Les étudiants musulmans sont «tout le temps» ciblés par les autorités, dit-elle. Au cours des quatre dernières années, le NCCM a traité des cas à l’Université de Toronto, à l’Université de Waterloo, à l’Université York, à l’Université Dalhousie et à l’Université Carleton, précise-t-elle.

De son côté, le SCRS explique, par courriel adressé à Radio Canada, qu’il «entre souvent en contact avec la population canadienne, un peu partout au pays, pour obtenir des informations sur des questions liées à son mandat d’assurer la sécurité nationale». «Lorsque le SCRS sollicite l’aide de Canadiens et de Canadiennes, il insiste sur le fait que toute collaboration est volontaire. Il veille à ce que ses activités soient conformes à la règle de droit, éthiques, nécessaires et proportionnelles à la menace», ajoute son sous-chef aux affaires publiques, John Twonsend.

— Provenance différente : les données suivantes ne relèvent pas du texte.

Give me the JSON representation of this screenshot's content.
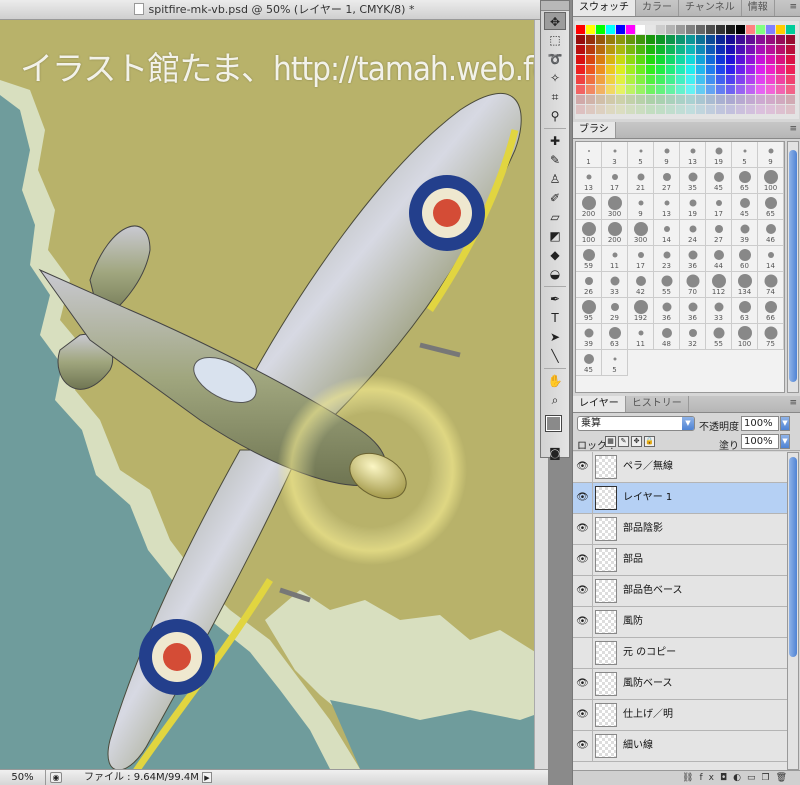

Leila Nasr rappelle que le refus de les rencontrer ne pourra jamais jouer contre les étudiants, même s’ils ne sont pas citoyens canadiens. «C’est tellement décourageant d’apprendre que des étudiants, dont beaucoup ne sont que de passage au Canada pour leurs études, peuvent se sentir tellement surveillés, attaqués presque, alors qu’ils ont une vie normale et n’ont rien à cacher», dénonce-t-elle.

Quant à Hassan Guillet, du Conseil des imams du Québec, il estime qu’«aller voir des gens juste à cause de leur origine ethnique ou de leur appartenance, ça ressemble à du profilage».